Bugün sizlere bir bulbasaur tasosu için yediğim dayağı anlatacağım.
18 yıl önce tarihte bugün. işte 10 yaşına bastık ya amk tüm
işler bize kakalanıyor. Elektrik faturası su faturası.
Canım anam verdi kredi kartını. "Al dedi 20 lira çekeceksin,
fişiylen beraber getireceksin."
Çıktım neyse çarsıya gidiyorum. Bir baktım ezeli düşmanım Taner Fatih Cesur.
Biliyorum onda bulbasaur var. Kapışmam lazım. Kekecem. Bizde kekilirdi.
2000-2001 senesinden bahsediyoruz. Taso/futbolcu kartı savaşlarının rus ruletinden
daha tehlikeli olduğu dönemler.
Puşt israfil vardi bizim. bilerek küçük taşların üzerine yerleştirip
tek vuruşta kekiyormus küçük çocukları. A. koyduk onun.

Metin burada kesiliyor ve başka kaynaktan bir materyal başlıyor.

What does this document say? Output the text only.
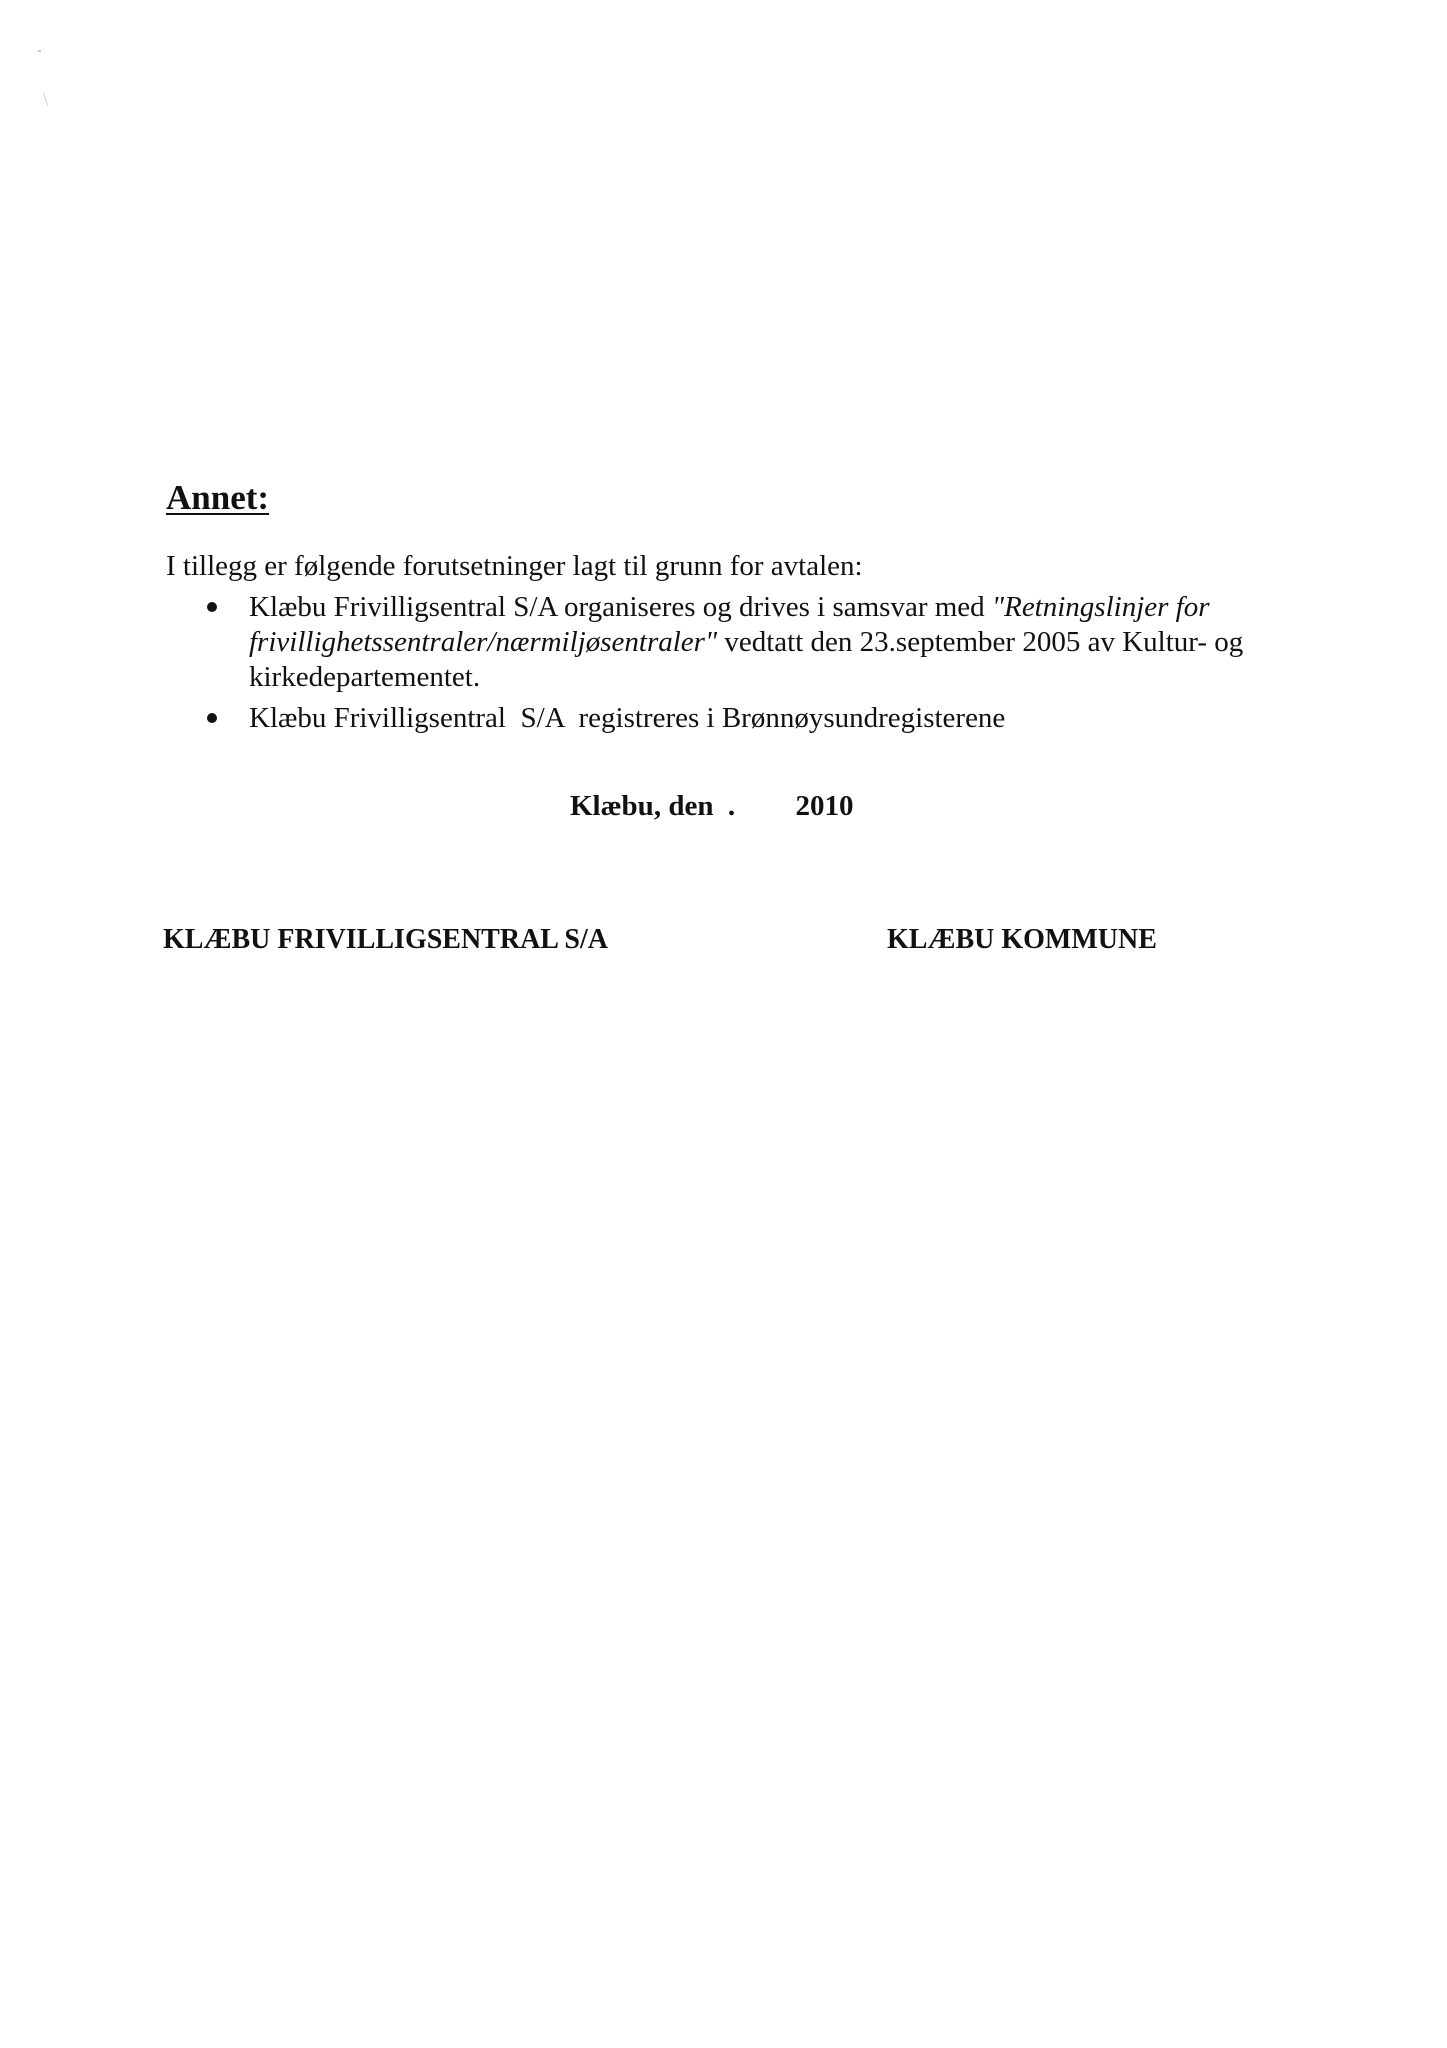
Annet:
I tillegg er følgende forutsetninger lagt til grunn for avtalen:
Klæbu Frivilligsentral S/A organiseres og drives i samsvar med "Retningslinjer for frivillighetssentraler/nærmiljøsentraler" vedtatt den 23.september 2005 av Kultur- og kirkedepartementet.
Klæbu Frivilligsentral  S/A  registreres i Brønnøysundregisterene
Klæbu, den . 2010
KLÆBU FRIVILLIGSENTRAL S/A	KLÆBU KOMMUNE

Neyse rekabet büyük. Uzun sürüyor oyun haliyle. Anam meraklanmış olacak
çıkmış evden. Şans eseri yokuştan inerken gördüm.
Gitti bulbasaur falan kalmadı. Korkudan başladım bankaya doğru koşmaya.
kalabalık aylar 1000m engelli koşu. Düşüp yakalanırsam bankaya gidip eve dönene kadar dayak.
Amk ATM si dokunmatikmiş. Yapıştırdım yanlışlıkla 200 milyonu.
Nasıl geri verip 20 milyon alabilirim ki diye düşünürken bir ses geldi ama
yönünü anlayamadım. Bereket annem tek atıp bayıltıyor. Böyle durumlarda acı hissetmiyorsun.
Eve gittik bağırış çağırış. 200 milyon çektim diye bir saat sopa, üstüne taso oynadım diye yine sopa
ama ben hala bulbasaur tasosunu düşünüyorum.
Çok güzeldi abi yeşil yeşil. Oyunda da daima Bulbasaur seçerdim.